Raumfahrt - New research reveals space debris, invisible meteors and near-Earth asteroids



In a new thesis from the Swedish Institute of Space Physics and Umea University, unique methods for the analysis of radar data and simulations of meteoroids in the solar system are presented. The methods have been applied to confirm the existence of rare high-altitude meteors as well as to measure space debris from the Kosmos-1408 satellite. On November 25, Daniel Kastinen defends his doctoral thesis.

"My primary goal has been to carefully analyze radar measurements of meteors and space debris and evaluate the precision of the measurements. This is to improve further analysis and use the results together with the new dynamical simulations. The work paves the way for future research and allows cross-disciplinary studies on meteors as well as on space debris and near-Earth asteroids", says Daniel Kastinen.

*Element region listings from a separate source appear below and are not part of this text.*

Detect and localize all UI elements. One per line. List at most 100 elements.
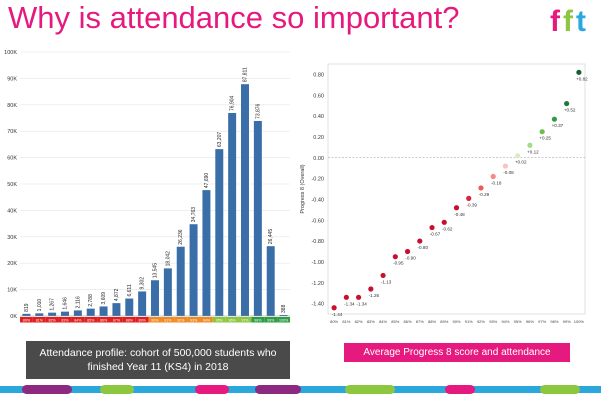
scatter-point <box>564 100 570 107</box>
scatter-point <box>441 219 447 225</box>
scatter-value-label: -0.48 <box>454 212 465 217</box>
scatter-xtick-label: 86% <box>404 319 412 324</box>
bar-ytick-label: 0K <box>10 314 17 320</box>
scatter-point <box>331 305 337 311</box>
logo-letter-f1: f <box>550 5 561 36</box>
scatter-xtick-label: 90% <box>452 319 460 324</box>
scatter-value-label: -1.34 <box>344 301 355 306</box>
attendance-band-segment <box>148 317 162 323</box>
attendance-band-segment <box>187 317 200 323</box>
bar-value-label: 34,763 <box>191 207 197 223</box>
bar-ytick-label: 30K <box>7 235 17 241</box>
bar-ytick-label: 90K <box>7 76 17 82</box>
bar-xtick-label: 90% <box>151 318 159 322</box>
scatter-ytick-label: -1.20 <box>311 281 324 287</box>
bar-ytick-label: 80K <box>7 103 17 109</box>
scatter-ytick-label: -0.40 <box>311 197 324 203</box>
scatter-xtick-label: 83% <box>367 319 375 324</box>
scatter-value-label: -0.18 <box>491 181 502 186</box>
attendance-band-segment <box>225 317 239 323</box>
attendance-bar-chart: 0K 10K 20K 30K 40K 50K 60K 70K 80K 90K 100K 819 80% 1… <box>4 50 290 323</box>
scatter-point <box>404 248 411 255</box>
bar <box>86 308 95 316</box>
scatter-ytick-label: -0.80 <box>311 239 324 245</box>
bar-ytick-label: 60K <box>7 156 17 162</box>
bar <box>22 313 31 316</box>
bar-value-label: 76,904 <box>230 95 236 111</box>
bar <box>202 190 211 316</box>
bar-value-label: 73,876 <box>255 103 261 119</box>
bar-xtick-label: 80% <box>23 318 31 322</box>
scatter-value-label: -0.80 <box>418 245 429 250</box>
scatter-ytick-label: 0.00 <box>313 156 324 162</box>
logo-letter-t: t <box>576 5 586 36</box>
bar-value-label: 1,646 <box>63 297 69 310</box>
attendance-band-segment <box>58 317 72 323</box>
scatter-xtick-label: 98% <box>550 319 558 324</box>
scatter-value-label: -0.67 <box>430 232 441 237</box>
scatter-ytick-label: -0.60 <box>311 218 324 224</box>
scatter-point <box>539 129 545 135</box>
bar-xtick-label: 99% <box>267 318 275 322</box>
bar-xtick-label: 96% <box>229 318 237 322</box>
scatter-point <box>576 69 582 75</box>
attendance-band-segment <box>238 317 252 323</box>
bar-value-label: 2,788 <box>88 294 94 307</box>
scatter-ytick-label: 0.80 <box>313 72 324 78</box>
attendance-band-segment <box>110 317 123 323</box>
scatter-ytick-label: -1.00 <box>311 260 324 266</box>
bar-xtick-label: 86% <box>100 318 108 322</box>
scatter-value-label: -0.08 <box>503 170 514 175</box>
progress8-scatter-chart: -1.40 -1.20 -1.00 -0.80 -0.60 -0.40 -0.20 0.00 0… <box>300 63 588 324</box>
attendance-band-segment <box>277 317 290 323</box>
caption-line-2: finished Year 11 (KS4) in 2018 <box>87 361 229 373</box>
scatter-value-label: +0.02 <box>515 160 527 165</box>
caption-line-1: Attendance profile: cohort of 500,000 st… <box>39 347 277 359</box>
bar-xtick-label: 84% <box>74 318 82 322</box>
scatter-value-label: +0.12 <box>527 149 539 154</box>
scatter-xtick-label: 100% <box>574 319 585 324</box>
bar-xtick-label: 97% <box>241 318 249 322</box>
bar-value-label: 9,302 <box>140 277 146 290</box>
attendance-band-segment <box>161 317 175 323</box>
fft-logo: f f t <box>550 5 586 36</box>
bar-xtick-label: 83% <box>61 318 69 322</box>
bar-xtick-label: 93% <box>190 318 198 322</box>
scatter-point <box>368 286 374 292</box>
bar <box>73 310 82 316</box>
bar-ytick-label: 50K <box>7 182 17 188</box>
scatter-value-label: +0.25 <box>539 136 551 141</box>
attendance-band-segment <box>20 317 33 323</box>
bar-value-label: 4,872 <box>114 288 120 301</box>
scatter-value-label: -1.44 <box>332 312 343 317</box>
scatter-ytick-label: -1.40 <box>311 302 324 308</box>
scatter-value-label: -0.90 <box>405 256 416 261</box>
bar-value-label: 63,207 <box>217 132 223 148</box>
bar <box>266 246 275 316</box>
bar <box>163 268 172 316</box>
bar-value-label: 3,609 <box>101 292 107 305</box>
scatter-xtick-label: 92% <box>477 319 485 324</box>
scatter-xtick-label: 81% <box>342 319 350 324</box>
scatter-xtick-label: 94% <box>501 319 509 324</box>
attendance-band-segment <box>84 317 98 323</box>
bar <box>215 149 224 316</box>
bar-value-label: 819 <box>24 303 30 312</box>
bar <box>253 120 262 316</box>
bar-value-label: 26,236 <box>178 229 184 245</box>
scatter-xtick-label: 87% <box>416 319 424 324</box>
bar-value-label: 13,545 <box>153 263 159 279</box>
bar <box>35 313 44 316</box>
scatter-value-label: -0.62 <box>442 226 453 231</box>
bar <box>279 314 288 316</box>
footer-color-bar <box>0 385 601 394</box>
bar-xtick-label: 98% <box>254 318 262 322</box>
scatter-xtick-label: 89% <box>440 319 448 324</box>
attendance-band-segment <box>264 317 278 323</box>
page-title: Why is attendance so important? <box>8 0 460 35</box>
scatter-xtick-label: 93% <box>489 319 497 324</box>
scatter-value-label: +0.37 <box>552 123 564 128</box>
scatter-point <box>502 163 509 169</box>
bar-xtick-label: 82% <box>49 318 57 322</box>
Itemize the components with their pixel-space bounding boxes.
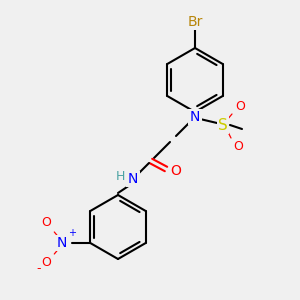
Text: N: N <box>128 172 138 186</box>
Text: S: S <box>218 118 228 133</box>
Text: O: O <box>235 100 245 112</box>
Text: -: - <box>36 262 40 275</box>
Text: O: O <box>41 256 51 269</box>
Text: O: O <box>233 140 243 152</box>
Text: O: O <box>171 164 182 178</box>
Text: Br: Br <box>187 15 203 29</box>
Text: H: H <box>116 170 125 184</box>
Text: N: N <box>190 110 200 124</box>
Text: N: N <box>57 236 68 250</box>
Text: +: + <box>68 228 76 238</box>
Text: O: O <box>41 217 51 230</box>
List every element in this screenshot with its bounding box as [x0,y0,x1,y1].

Every day, 10-200 tons of material from space, consisting of dust- sized particles and larger pieces of material - meteoroids, fall into the Earth's atmosphere. These particles come from parent bodies such as comets and asteroids and thus date back to the time when the solar system was formed. When a meteoroid hits the Earth's atmosphere and burns up in the form of a meteor, the material is dispersed in the atmosphere. Most of these meteors are invisible to the eye but can be detected by radar.

Predicted meteor shower
Through analyzes of data from the MU radar in Japan, Daniel Kastinen has succeeded in confirming the existence of rare meteors that occur at unusually high altitudes. A unique result as several theories and reports have been presented over the years, but without confident validation of the meteors height. How the incident particles give rise to meteors at high altitudes, where the atmosphere is very tenuous, is a research topic currently being debated.

Another part of the thesis highlights simulations of the October Draconids meteor shower. Daniel Kastinen managed to describe an unexpectedly strong outburst of the meteor showers in 2011-2012 and predicted an outburst in 2018. A subsequent study laid out rigorous grounds for developing this type of simulation to even better predict such meteor showers.

Daniel Kastinen has also used the scientific organization EISCAT's radar system for measurements of space debris, which was created last November when the defunct satellite Kosmos-1408 was destroyed by a Russian missile during a so-called anti-satellite test. Through new analysis methods, he was able to estimate the size of the resulting fragments. He also presents a method for determining the orbits of space objects. The study contributes to a better understanding of our near-Earth space environment and mapping of the increasing amount of space debris.